Historically, Shrauger told Webster, to support point of sale (POS) infrastructure, merchants needed to have an electrical outlet and access to a landline into which they needed to plug to ensure connectivity for transactions. At face value, neither feels like it should be much of a limitation in the developed world, though it is worth noting that electrical outlets aren’t always a guarantee and landlines have now largely been replaced by mobile phones.

“The new world of commerce with the QR code can be conducted anywhere there is an outlet — you can stand on the surface of the planet and get a cell phone signal,” Shrauger explained. “It is quite likely, in many of these markets, that plastic and legacy POS will leapfrog almost entirely.”

A leapfrogging that doesn’t make things any easier, even with 70 percent of the human population carrying the technology that will enable that leap. That’s because the type of enabling technology varies greatly from consumer to consumer — even in the same market — meaning the solution needs to be broadly scalable. Shrauger said it is not possible to assume everyone will have a smartphone capable of dynamically rendering a QR code to customers. The standard must also be capable of enabling a secure payment via a static QR code on a merchant placard.

And, it must be interoperable, Shrauger emphasized, because to make mobile payments work in these new markets, they need to work everywhere — and they need to be secure.

“If you look at the history of payments systems that have been out there, mobile payments that have been limited to a single bank or carrier network don’t tend to really ignite,” Shrauger said. “We thought this is where the real power of the Visa networks is — the ability to interconnect and make it possible for anyone to pay anyone else seamlessly.”

Getting To Scale

Visa is currently developing mVisa as a worldwide solution. The key to scale, Shrauger told Webster, is making it useful and accessible for their two client groups — merchants and their customers. On the consumer side, the service must be present in the uses that connect most to the daily habits and lives of everyday people.

“The first step of consumer habituation is becoming a part of those uses cases that customers are doing daily, or even multiple times a day — [like] riding in cars or getting food,” said Shrauger. “These are the use cases people adopt and gravitate toward most, initially, because they are so frequent. From there, as other things come around, they start to move across categories. This is the everyday purchase phenomenon expressed a little differently, and it’s definitely an area of focus for us.”

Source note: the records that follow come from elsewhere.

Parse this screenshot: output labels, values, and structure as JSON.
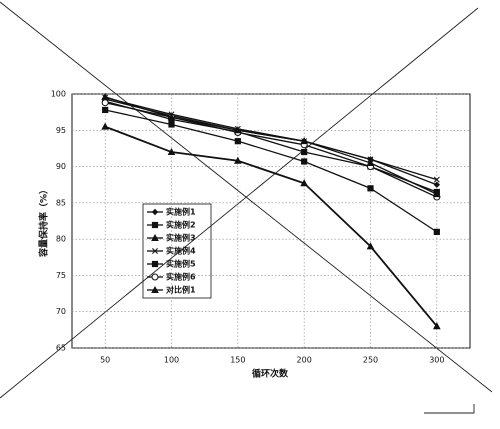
{
  "chart_data": {
    "type": "line",
    "x_label": "循环次数",
    "y_label": "容量保持率（%）",
    "x": [
      50,
      100,
      150,
      200,
      250,
      300
    ],
    "xlim": [
      25,
      325
    ],
    "xticks": [
      50,
      100,
      150,
      200,
      250,
      300
    ],
    "ylim": [
      65,
      100
    ],
    "yticks": [
      65,
      70,
      75,
      80,
      85,
      90,
      95,
      100
    ],
    "grid": true,
    "legend": "left",
    "series": [
      {
        "name": "实施例1",
        "color": "#111111",
        "marker": "diamond",
        "values": [
          99.3,
          97,
          95,
          93.5,
          91,
          87.5
        ]
      },
      {
        "name": "实施例2",
        "color": "#111111",
        "marker": "square",
        "values": [
          97.8,
          95.8,
          93.5,
          90.7,
          87,
          81
        ]
      },
      {
        "name": "实施例3",
        "color": "#111111",
        "marker": "triangle",
        "values": [
          95.5,
          92,
          90.8,
          87.7,
          79,
          68
        ]
      },
      {
        "name": "实施例4",
        "color": "#111111",
        "marker": "x",
        "values": [
          99.5,
          97.2,
          95.2,
          93.5,
          91,
          88.2
        ]
      },
      {
        "name": "实施例5",
        "color": "#111111",
        "marker": "square",
        "values": [
          99,
          96.5,
          94.8,
          92,
          90,
          86.5
        ]
      },
      {
        "name": "实施例6",
        "color": "#111111",
        "marker": "circle",
        "values": [
          98.8,
          96.8,
          94.7,
          93,
          90,
          85.8
        ]
      },
      {
        "name": "对比例1",
        "color": "#111111",
        "marker": "triangle",
        "values": [
          99.6,
          96.8,
          95,
          93.5,
          90.5,
          86.2
        ]
      }
    ]
  }
}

On the merchant side of accessibility, he noted, the goal is to make the solution as close to “flip-a-switch” easy as possible. Smaller merchants in developing economies aren’t well-suited to technology that requires a lot of integration assistance or education.

According to Shrauger, that lesson informed Visa’s QR code go-to market strategy in these markets, something he calls “mVisa-in-a-Box.” Merchants can obtain the suite of materials they need to provision themselves on a self-service basis and get up and running quickly. Shrauger said it is a far more scalable process.

QR’s Future

So, is QR a payments endpoint, or is it the start of a development path in payments that might eventually lead to a new technological form factor? That was Webster’s parting question in her chat with Shrauger.

“A QR code is a pointer to an underlying credential to initiate and receive a payment,” Shrauger said. “The pointer now is a QR code — I don’t know if it will always be. But, in these markets, QR is about getting credentials in everyone’s hands and getting the usage understood. From there, is it is an easier evolution to provide other use cases to people based on something beyond QR.”

Today, those use cases involve a broad range of payment encounters, including paying a merchant, receiving a disbursement or even paying a cable bill by scanning a QR code on the consumer’s TV screen.

But QR is a story that is still very much in progress — and one about building digital payments credentials for a world of consumers who, until now, haven’t had them.